Schools have been turned into overcrowded shelters, and many have been bombed while families were inside. Almost all (95 percent) of Gaza’s school buildings have been damaged, including every school in North Gaza. This is more than a military assault. It is a war on childhood itself.

Children’s right to play is not optional. It is protected under international law. Article 31 of the UN Convention on the Rights of the Child (UNCRC) states, every child has the right to relax and play. Even in times of war.

Children must be protected and guaranteed access to food, water, medical care, and the right to play. In Gaza, that right is being systematically denied. Play is not a luxury. It is essential for children’s development and emotional recovery.
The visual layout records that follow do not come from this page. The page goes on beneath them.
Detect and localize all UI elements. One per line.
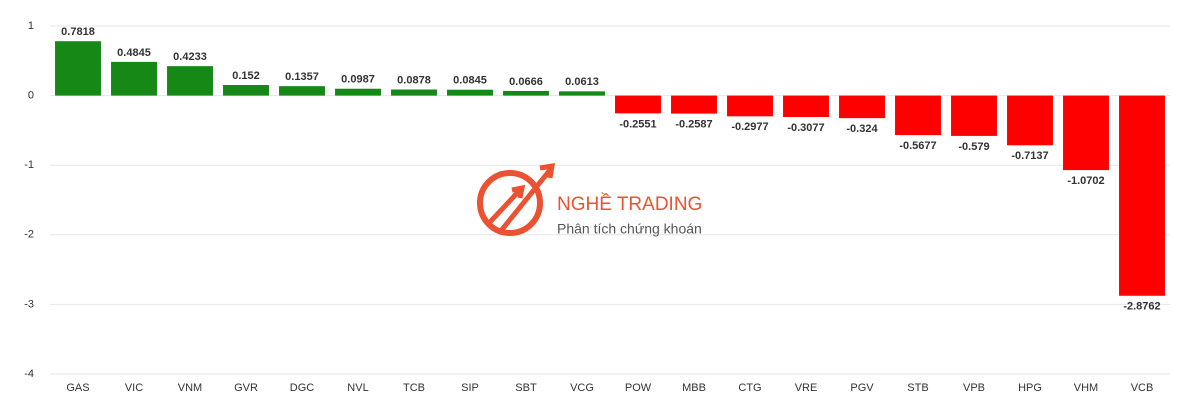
value-label: -0.3077 xyxy=(787,122,824,134)
bar xyxy=(447,89,493,96)
x-tick-label: CTG xyxy=(738,382,761,394)
value-label: 0.0613 xyxy=(565,76,599,88)
y-tick-label: 1 xyxy=(28,20,34,32)
value-label: -0.324 xyxy=(846,123,878,135)
watermark-subtitle: Phân tích chứng khoán xyxy=(557,221,702,237)
y-tick-label: 0 xyxy=(28,90,34,102)
value-label: -0.2551 xyxy=(619,118,656,130)
bar xyxy=(335,88,381,96)
x-tick-label: VCG xyxy=(570,382,594,394)
bar xyxy=(951,95,997,136)
x-tick-label: GAS xyxy=(66,382,89,394)
bar xyxy=(727,95,773,117)
value-label: -0.2587 xyxy=(675,119,712,131)
x-tick-label: VPB xyxy=(963,382,985,394)
y-tick-label: -1 xyxy=(24,159,34,171)
value-label: -0.579 xyxy=(958,141,989,153)
bar xyxy=(167,66,213,96)
x-tick-label: NVL xyxy=(347,382,368,394)
bar xyxy=(391,89,437,96)
value-label: 0.0666 xyxy=(509,76,543,88)
bar xyxy=(279,86,325,96)
bar xyxy=(1007,95,1053,146)
bar xyxy=(895,95,941,136)
bar xyxy=(615,95,661,114)
logo-arrow xyxy=(498,162,556,234)
value-label: 0.1357 xyxy=(285,71,319,83)
x-tick-label: SBT xyxy=(515,382,537,394)
y-tick-label: -2 xyxy=(24,229,34,241)
x-tick-label: SIP xyxy=(461,382,479,394)
x-tick-label: MBB xyxy=(682,382,706,394)
value-label: -2.8762 xyxy=(1123,301,1160,313)
x-tick-label: STB xyxy=(907,382,928,394)
value-label: -1.0702 xyxy=(1067,175,1104,187)
x-tick-label: GVR xyxy=(234,382,258,394)
value-label: -0.5677 xyxy=(899,140,936,152)
x-tick-label: DGC xyxy=(290,382,315,394)
y-tick-label: -3 xyxy=(24,298,34,310)
value-label: 0.4233 xyxy=(173,51,207,63)
x-tick-label: PGV xyxy=(850,382,874,394)
x-tick-label: POW xyxy=(625,382,652,394)
value-label: 0.0987 xyxy=(341,74,375,86)
bar xyxy=(671,95,717,114)
x-tick-label: TCB xyxy=(403,382,425,394)
x-tick-label: VHM xyxy=(1074,382,1098,394)
bar xyxy=(1119,95,1165,296)
value-label: 0.4845 xyxy=(117,47,151,59)
bar xyxy=(559,91,605,96)
x-tick-label: VIC xyxy=(125,382,143,394)
x-tick-label: VCB xyxy=(1131,382,1154,394)
watermark: NGHỀ TRADING Phân tích chứng khoán xyxy=(477,162,702,237)
bar xyxy=(223,85,269,96)
logo-ring xyxy=(477,170,543,236)
bar xyxy=(55,41,101,96)
value-label: 0.0845 xyxy=(453,75,487,87)
logo-arrow xyxy=(488,184,526,224)
bar xyxy=(839,95,885,119)
value-label: -0.7137 xyxy=(1011,150,1048,162)
x-tick-label: VRE xyxy=(795,382,818,394)
watermark-title: NGHỀ TRADING xyxy=(557,193,702,215)
value-label: 0.152 xyxy=(232,70,260,82)
bar xyxy=(503,90,549,96)
y-tick-label: -4 xyxy=(24,368,34,380)
value-label: -0.2977 xyxy=(731,121,768,133)
value-label: 0.0878 xyxy=(397,74,431,86)
bar xyxy=(1063,95,1109,171)
bar xyxy=(783,95,829,118)
x-tick-label: HPG xyxy=(1018,382,1042,394)
value-label: 0.7818 xyxy=(61,26,95,38)
x-tick-label: VNM xyxy=(178,382,202,394)
bar xyxy=(111,61,157,96)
It’s how they make sense of the world, how they connect with others, and how they begin to heal.  

One day, my son looked at me and said, “Dad, I hate Gaza. I don’t want to stay here anymore.” I had no words. What can you say when you can’t promise them safety, or even the chance to be a child?

In Gaza, children are simply trying to stay alive. Many families are forced to rely on their children to fetch water from long distances, carrying heavy jugs under the hot sun. Others send their kids to crowded food distribution points - places where children risk being hurt, exploited, or worse.

My children - like so many others - are losing not just their homes, but their spirit.

My son made a kite from black paper. I watched from a distance and noticed something strange: every kite was black.

Children usually choose bright colours. But maybe these kites reflect how heavy life feels now. In Gaza, even play carries the weight of war.

During the brief pause in hostilities earlier this year, Save the Children helped set up child-friendly spaces - tents and makeshift classrooms where children could draw, play, sing, and dance. But when the bombs started again, those safe spaces were again destroyed.

A playground in Gaza now sheltering displaced families

A playground in Gaza now sheltering displaced families. Sacha Myers / Save the Children

Destruction of futures

As a child protection manager, I’ve seen just how deeply this war is affecting children. I’ve worked with boys and girls who struggle to sleep, who wet the bed, who cling to their parents or lash out without warning. Some are withdrawn. Others are anxious all the time. Toxic stress - the kind created by war and displacement - disrupts brain development. But you don’t need to be a specialist to see the lasting impact this war will have.

The long-term impacts of denying play are also devastating. It makes it harder for children to focus, to remember things, to learn. It increases the risk of depression, anxiety, and chronic illnesses later in life. All of this undermines their futures, and therefore the future of our society as a whole. Our children are our future. What kind of future will they have with such a start in life?

Children who cannot play lose the space to process their trauma, to build friendships, to imagine something better. In Gaza, with no toys, no privacy, no safety, children are being robbed not just of joy, but of the tools they need to recover. Children with disabilities are hit even harder.  

And yet, even now, Gaza’s children still try to be children. I’ve seen them play with scraps of old clothes, plastic, and other debris, sing under their breath, and try to find joy in the middle of the devastation. But they shouldn’t have to work this hard just to feel like children.

There is only one way to protect children and their futures in Gaza: a permanent and lasting ceasefire.

The bombs must stop. Children in Gaza don’t need temporary pauses. They need lasting peace, real childhoods, and full humanitarian access so we can bring in the supplies and support they need.

The lives and futures of more than a million children depend on it.

Still, despite everything we’ve been through, I believe that life is still beautiful and that we will survive, somehow.

Today, on my way to the office, I saw a group of teenage girls walking together, beautifully dressed in their school uniforms. I asked them, “Where are you going this early?” They told me someone had set up a tent where they could learn school subjects again. It’s a humble initiative, but it filled me with hope. This generation is strong. They will lead the change. They will rebuild Gaza.